Will there be any decent movie tie-ins this year?
On the hunt for one of gaming's rarest beasts
Any chance of it being good?
Probably not. The last one was a duffer remembered solely for its accidental comedy and characters who refused to stay dead, no matter how many times you hit them with a pipe. The trailer for this one features Mad Max-style cars leaping from ramps – must’ve been a deleted scene, that one – though at least it’s more honest about its post-GTA aspirations.
The fear and reputation themes of the first game fell flat on their bazooms; they look better here, reinforced by a substantial campaign. Still, our impulse would be to wait for Mafia II before handing over your protection money.
What's it about?
The sixth-form wand-wiggler forgoes the usual bum-fluff beard, bike-shed tomfoolery and Cypress Hill collection for a frankly boring adolescence. Murder, sacrifice, dark destinies and stunning revelations. Yawn.
Any chance of it being good?
You know what? For all that’s said about big publishers and their Hollywood cash-cows, EA’s done a fine job with Potter. With bi-yearly movies and loads of platforms to put them on, it’s made more decent games than bad ones - just. The kids love ‘em, not that they know anything, and there’s even the odd gem in games like GBA’s Harry Potter And The Chamber Of Secrets. Alright, just the one. Expect a familiar timetable of Quidditch, potion-mixing, spellcasting and duelling this time, with no shortage of gesturing on Wii. The delay of both game and movie to Summer 2009 shouldn’t do either any harm.
What's it about?
A 2008 movie based on Top Cow’s comic book miniseries, brought to life by Night/Day Watch director Timur Bekmambetov. Wesley Gibson, a desk-jockey with a stress disorder and cheating girlfriend, is sucked into a secret world of near-superhuman assassins.
Any chance of it being good?
Did we call Starbreeze the hardest-working studio in games? Better add fellow Swedes Grin to the list. Confident work on Capcom’s new Bionic Commando and the Rainbow Six franchise has earned it a reputation for top-tier combat – and Wanted’s no exception.
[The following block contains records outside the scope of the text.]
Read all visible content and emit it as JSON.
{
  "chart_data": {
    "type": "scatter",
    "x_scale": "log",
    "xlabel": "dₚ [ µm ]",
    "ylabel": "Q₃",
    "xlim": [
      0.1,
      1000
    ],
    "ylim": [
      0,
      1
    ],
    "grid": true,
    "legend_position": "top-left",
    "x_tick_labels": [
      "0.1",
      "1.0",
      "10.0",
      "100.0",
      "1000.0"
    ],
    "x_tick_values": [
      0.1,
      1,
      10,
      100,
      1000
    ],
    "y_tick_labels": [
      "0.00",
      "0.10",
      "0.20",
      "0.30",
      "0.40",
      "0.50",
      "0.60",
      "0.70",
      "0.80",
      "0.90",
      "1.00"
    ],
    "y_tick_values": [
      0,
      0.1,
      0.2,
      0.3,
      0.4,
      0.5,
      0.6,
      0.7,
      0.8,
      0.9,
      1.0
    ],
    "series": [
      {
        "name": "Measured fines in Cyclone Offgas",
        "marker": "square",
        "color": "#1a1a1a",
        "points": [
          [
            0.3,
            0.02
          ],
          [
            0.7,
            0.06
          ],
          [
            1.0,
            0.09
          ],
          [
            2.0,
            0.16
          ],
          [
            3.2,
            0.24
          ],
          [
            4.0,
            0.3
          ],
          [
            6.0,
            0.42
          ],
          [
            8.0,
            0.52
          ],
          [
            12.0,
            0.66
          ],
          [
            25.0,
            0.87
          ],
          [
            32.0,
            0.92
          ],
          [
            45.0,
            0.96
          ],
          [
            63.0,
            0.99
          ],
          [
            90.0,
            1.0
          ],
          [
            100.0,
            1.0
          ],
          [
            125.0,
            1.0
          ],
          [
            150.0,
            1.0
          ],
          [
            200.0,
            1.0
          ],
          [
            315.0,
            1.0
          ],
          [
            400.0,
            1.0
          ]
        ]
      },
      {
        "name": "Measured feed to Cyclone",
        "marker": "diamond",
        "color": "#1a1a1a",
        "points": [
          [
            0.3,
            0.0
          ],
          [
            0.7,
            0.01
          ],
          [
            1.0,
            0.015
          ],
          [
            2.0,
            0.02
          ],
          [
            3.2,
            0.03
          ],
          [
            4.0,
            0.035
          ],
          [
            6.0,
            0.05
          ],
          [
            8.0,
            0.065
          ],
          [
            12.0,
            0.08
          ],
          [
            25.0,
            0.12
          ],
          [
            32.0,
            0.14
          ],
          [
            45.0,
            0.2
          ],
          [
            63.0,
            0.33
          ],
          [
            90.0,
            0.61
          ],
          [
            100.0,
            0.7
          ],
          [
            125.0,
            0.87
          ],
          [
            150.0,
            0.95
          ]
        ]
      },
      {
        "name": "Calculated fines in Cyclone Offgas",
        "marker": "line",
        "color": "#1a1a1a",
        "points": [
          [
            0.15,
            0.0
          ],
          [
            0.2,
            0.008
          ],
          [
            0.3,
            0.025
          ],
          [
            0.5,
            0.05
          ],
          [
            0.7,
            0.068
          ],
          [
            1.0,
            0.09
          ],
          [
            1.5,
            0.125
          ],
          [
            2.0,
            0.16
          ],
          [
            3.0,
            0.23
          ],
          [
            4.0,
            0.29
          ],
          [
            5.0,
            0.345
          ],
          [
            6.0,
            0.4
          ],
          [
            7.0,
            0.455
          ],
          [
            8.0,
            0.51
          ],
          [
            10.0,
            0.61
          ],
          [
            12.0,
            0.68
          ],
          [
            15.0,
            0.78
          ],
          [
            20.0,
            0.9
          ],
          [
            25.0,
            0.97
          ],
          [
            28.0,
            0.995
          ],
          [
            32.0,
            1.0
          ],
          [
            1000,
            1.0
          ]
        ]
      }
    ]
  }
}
It’s a bit like Stranglehold, a bit like Dark Sector, and a lot like one of those games that electrifies a weekend before fizzling away to the shelf for eternity. You can “bend” bullets, of course, and perform eye-watering kills in some frankly preposterous set-pieces. We’re talking vertical shoot-outs in plummeting planes, as if COD4’s Mile-High Club wasn’t troublesome enough.